Abraham terbatuk-batuk di tempatnya berdiri.
Beberapa teman Claressa berdiri tak jauh dari mereka dan Claressa masih dengan bangga memamerkan Abraham pada teman-temannya.
"Iya kan?" tanya Claressa pada mereka. "Cakep kan?"
Elena yang berdiri di belakang Abraham mau tak mau tersenyum geli.
"Wah!"
"Halo, Om."
Abraham mengangguk sekali. Teman-teman Claressa mendatanginya dan bersalaman dengannya dengan sopan. Beberapa dari wali murid yang datang juga tampak saling menyapa satu sama lain, begitu pun dengan Abraham.
Senyum geli di bibir Elena seketika menghilang tatkala ia melihat Bu Ratna tampak juga bergabung untuk berkenalan dengan Abraham. Dari tempatnya berdiri, Elena menyipitkan matanya pada Bu Ratna.
"Ayahnya Claressa ya?"
Abraham mengangguk. Menyambut sekilas uluran tangan Bu Ratna. "Ya, Bu."
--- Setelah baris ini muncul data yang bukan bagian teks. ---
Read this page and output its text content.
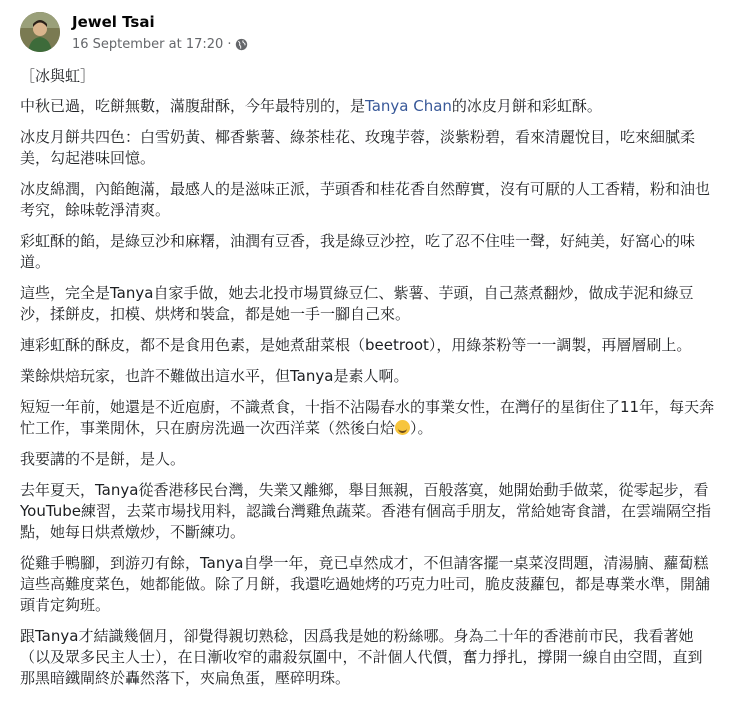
Jewel Tsai
16 September at 17:20 ·

［冰與虹］

中秋已過，吃餅無數，滿腹甜酥，今年最特別的，是Tanya Chan的冰皮月餅和彩虹酥。

冰皮月餅共四色：白雪奶黃、椰香紫薯、綠茶桂花、玫瑰芋蓉，淡紫粉碧，看來清麗悅目，吃來細膩柔美，勾起港味回憶。

冰皮綿潤，內餡飽滿，最感人的是滋味正派，芋頭香和桂花香自然醇實，沒有可厭的人工香精，粉和油也考究，餘味乾淨清爽。

彩虹酥的餡，是綠豆沙和麻糬，油潤有豆香，我是綠豆沙控，吃了忍不住哇一聲，好純美，好窩心的味道。

這些，完全是Tanya自家手做，她去北投市場買綠豆仁、紫薯、芋頭，自己蒸煮翻炒，做成芋泥和綠豆沙，揉餅皮，扣模、烘烤和裝盒，都是她一手一腳自己來。

連彩虹酥的酥皮，都不是食用色素，是她煮甜菜根（beetroot），用綠茶粉等一一調製，再層層刷上。

業餘烘焙玩家，也許不難做出這水平，但Tanya是素人啊。

短短一年前，她還是不近庖廚，不識煮食，十指不沾陽春水的事業女性，在灣仔的星街住了11年，每天奔忙工作，事業閒休，只在廚房洗過一次西洋菜（然後白烚 ）。

我要講的不是餅，是人。

去年夏天，Tanya從香港移民台灣，失業又離鄉，舉目無親，百般落寞，她開始動手做菜，從零起步，看YouTube練習，去菜市場找用料，認識台灣雞魚蔬菜。香港有個高手朋友，常給她寄食譜，在雲端隔空指點，她每日烘煮燉炒，不斷練功。

從雞手鴨腳，到游刃有餘，Tanya自學一年，竟已卓然成才，不但請客擺一桌菜沒問題，清湯腩、蘿蔔糕這些高難度菜色，她都能做。除了月餅，我還吃過她烤的巧克力吐司，脆皮菠蘿包，都是專業水準，開舖頭肯定夠班。

跟Tanya才結識幾個月，卻覺得親切熟稔，因爲我是她的粉絲哪。身為二十年的香港前市民，我看著她（以及眾多民主人士），在日漸收窄的肅殺氛圍中，不計個人代價，奮力掙扎，撐開一線自由空間，直到那黑暗鐵閘終於轟然落下，夾扁魚蛋，壓碎明珠。
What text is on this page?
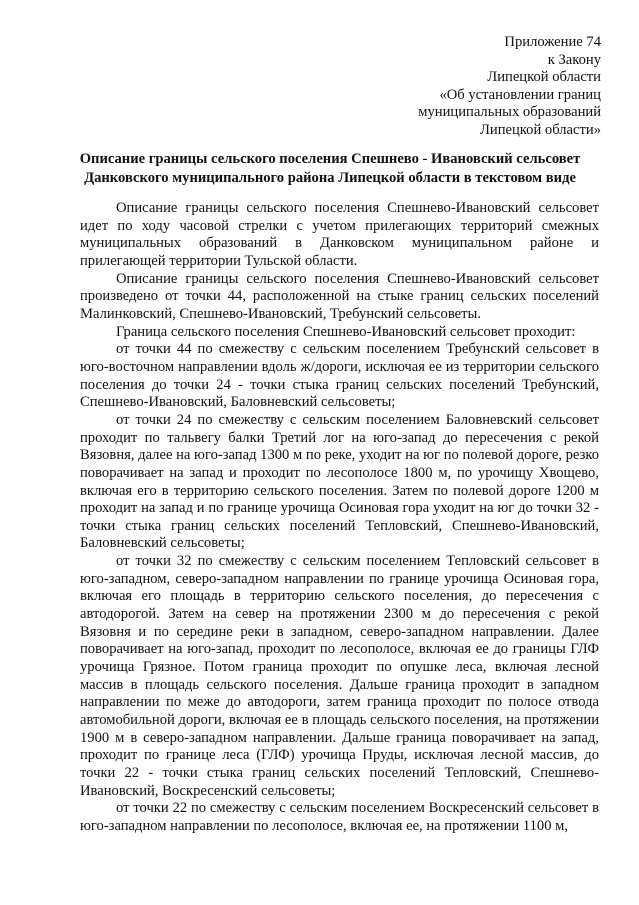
Приложение 74
к Закону
Липецкой области
«Об установлении границ
муниципальных образований
Липецкой области»
Описание границы сельского поселения Спешнево - Ивановский сельсовет
Данковского муниципального района Липецкой области в текстовом виде

Описание границы сельского поселения Спешнево-Ивановский сельсовет идет по ходу часовой стрелки с учетом прилегающих территорий смежных муниципальных образований в Данковском муниципальном районе и прилегающей территории Тульской области.

Описание границы сельского поселения Спешнево-Ивановский сельсовет произведено от точки 44, расположенной на стыке границ сельских поселений Малинковский, Спешнево-Ивановский, Требунский сельсоветы.

Граница сельского поселения Спешнево-Ивановский сельсовет проходит:

от точки 44 по смежеству с сельским поселением Требунский сельсовет в юго-восточном направлении вдоль ж/дороги, исключая ее из территории сельского поселения до точки 24 - точки стыка границ сельских поселений Требунский, Спешнево-Ивановский, Баловневский сельсоветы;

от точки 24 по смежеству с сельским поселением Баловневский сельсовет проходит по тальвегу балки Третий лог на юго-запад до пересечения с рекой Вязовня, далее на юго-запад 1300 м по реке, уходит на юг по полевой дороге, резко поворачивает на запад и проходит по лесополосе 1800 м, по урочищу Хвощево, включая его в территорию сельского поселения. Затем по полевой дороге 1200 м проходит на запад и по границе урочища Осиновая гора уходит на юг до точки 32 - точки стыка границ сельских поселений Тепловский, Спешнево-Ивановский, Баловневский сельсоветы;

от точки 32 по смежеству с сельским поселением Тепловский сельсовет в юго-западном, северо-западном направлении по границе урочища Осиновая гора, включая его площадь в территорию сельского поселения, до пересечения с автодорогой. Затем на север на протяжении 2300 м до пересечения с рекой Вязовня и по середине реки в западном, северо-западном направлении. Далее поворачивает на юго-запад, проходит по лесополосе, включая ее до границы ГЛФ урочища Грязное. Потом граница проходит по опушке леса, включая лесной массив в площадь сельского поселения. Дальше граница проходит в западном направлении по меже до автодороги, затем граница проходит по полосе отвода автомобильной дороги, включая ее в площадь сельского поселения, на протяжении 1900 м в северо-западном направлении. Дальше граница поворачивает на запад, проходит по границе леса (ГЛФ) урочища Пруды, исключая лесной массив, до точки 22 - точки стыка границ сельских поселений Тепловский, Спешнево-Ивановский, Воскресенский сельсоветы;

от точки 22 по смежеству с сельским поселением Воскресенский сельсовет в юго-западном направлении по лесополосе, включая ее, на протяжении 1100 м,
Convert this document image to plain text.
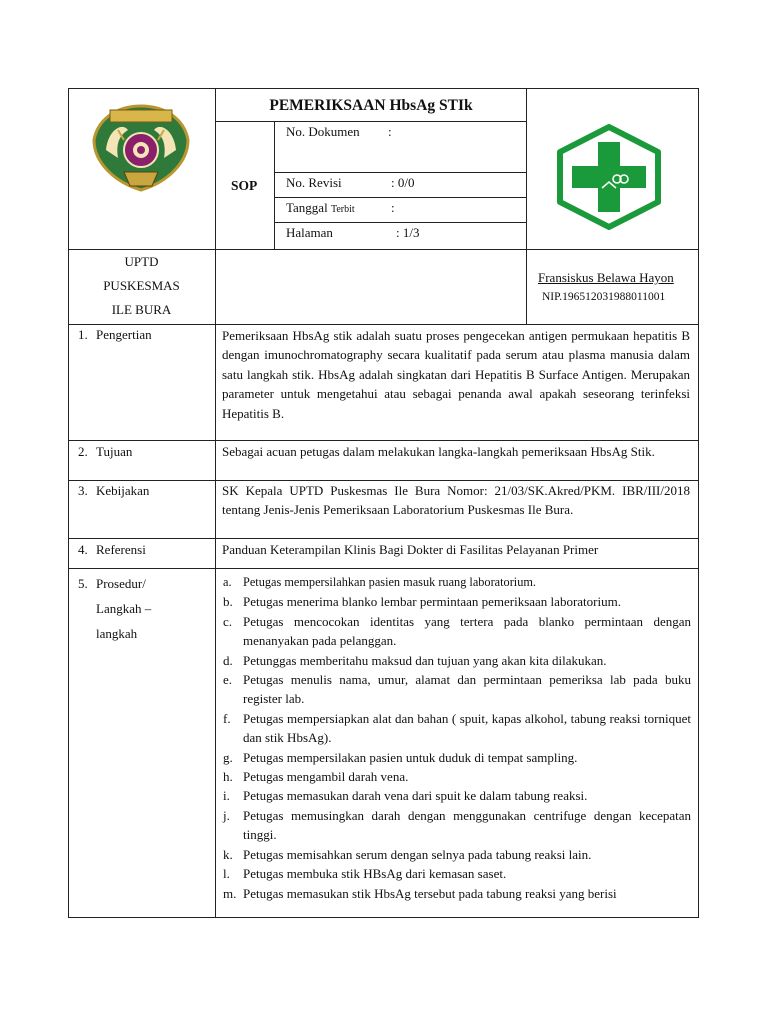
PEMERIKSAAN HbsAg STIk
SOP
No. Dokumen :
No. Revisi	: 0/0
Tanggal Terbit	:
Halaman	: 1/3
UPTD
PUSKESMAS
ILE BURA
Fransiskus Belawa Hayon
NIP.196512031988011001
1. Pengertian	Pemeriksaan HbsAg stik adalah suatu proses pengecekan antigen permukaan hepatitis B dengan imunochromatography secara kualitatif pada serum atau plasma manusia dalam satu langkah stik. HbsAg adalah singkatan dari Hepatitis B Surface Antigen. Merupakan parameter untuk mengetahui atau sebagai penanda awal apakah seseorang terinfeksi Hepatitis B.
2. Tujuan	Sebagai acuan petugas dalam melakukan langka-langkah pemeriksaan HbsAg Stik.
3. Kebijakan	SK Kepala UPTD Puskesmas Ile Bura Nomor: 21/03/SK.Akred/PKM. IBR/III/2018 tentang Jenis-Jenis Pemeriksaan Laboratorium Puskesmas Ile Bura.
4. Referensi	Panduan Keterampilan Klinis Bagi Dokter di Fasilitas Pelayanan Primer
5. Prosedur/
Langkah –
langkah
a. Petugas mempersilahkan pasien masuk ruang laboratorium.
b. Petugas menerima blanko lembar permintaan pemeriksaan laboratorium.
c. Petugas mencocokan identitas yang tertera pada blanko permintaan dengan menanyakan pada pelanggan.
d. Petunggas memberitahu maksud dan tujuan yang akan kita dilakukan.
e. Petugas menulis nama, umur, alamat dan permintaan pemeriksa lab pada buku register lab.
f. Petugas mempersiapkan alat dan bahan ( spuit, kapas alkohol, tabung reaksi torniquet dan stik HbsAg).
g. Petugas mempersilakan pasien untuk duduk di tempat sampling.
h. Petugas mengambil darah vena.
i. Petugas memasukan darah vena dari spuit ke dalam tabung reaksi.
j. Petugas memusingkan darah dengan menggunakan centrifuge dengan kecepatan tinggi.
k. Petugas memisahkan serum dengan selnya pada tabung reaksi lain.
l. Petugas membuka stik HBsAg dari kemasan saset.
m. Petugas memasukan stik HbsAg tersebut pada tabung reaksi yang berisi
"Saya Ibu Tasya," katanya.
Claressa di sebelah Abraham berkata. "Itu Tasya yang narik jepit rambut aku kemaren, Dad. Terus yang ngomong ke guru kalau aku duluan yang ngajak berantem."
"Huk!"
Elena sekuat tenaga menahan tawanya melihat Bu Ratna yang seketika terbatuk.
Bu Ratna terlihat salah tingkah, tapi ia berusaha untuk terlihat santai. Ia membelai sedikit kepala Claressa yang masih mengenakan kostum bunga matahari.
"Maafin Tasya ya, Sa..."
Claressa manyun, tapi tetap mengangguk.
Setelahnya terlihat dari wali murid memanfaatkan momen itu untuk berfoto dengan anak mereka. Claressa dengan penuh harap menengadahkan kepalanya.
"Dad..., bisa kita foto?"
Mata polos Claressa menatap Abraham hingga membuat pria itu merasakan sulit menarik udara.
"Tentu, Sa."
Abraham menoleh. Itu bukan dirinya yang menjawab, melainkan Elena di belakangnya.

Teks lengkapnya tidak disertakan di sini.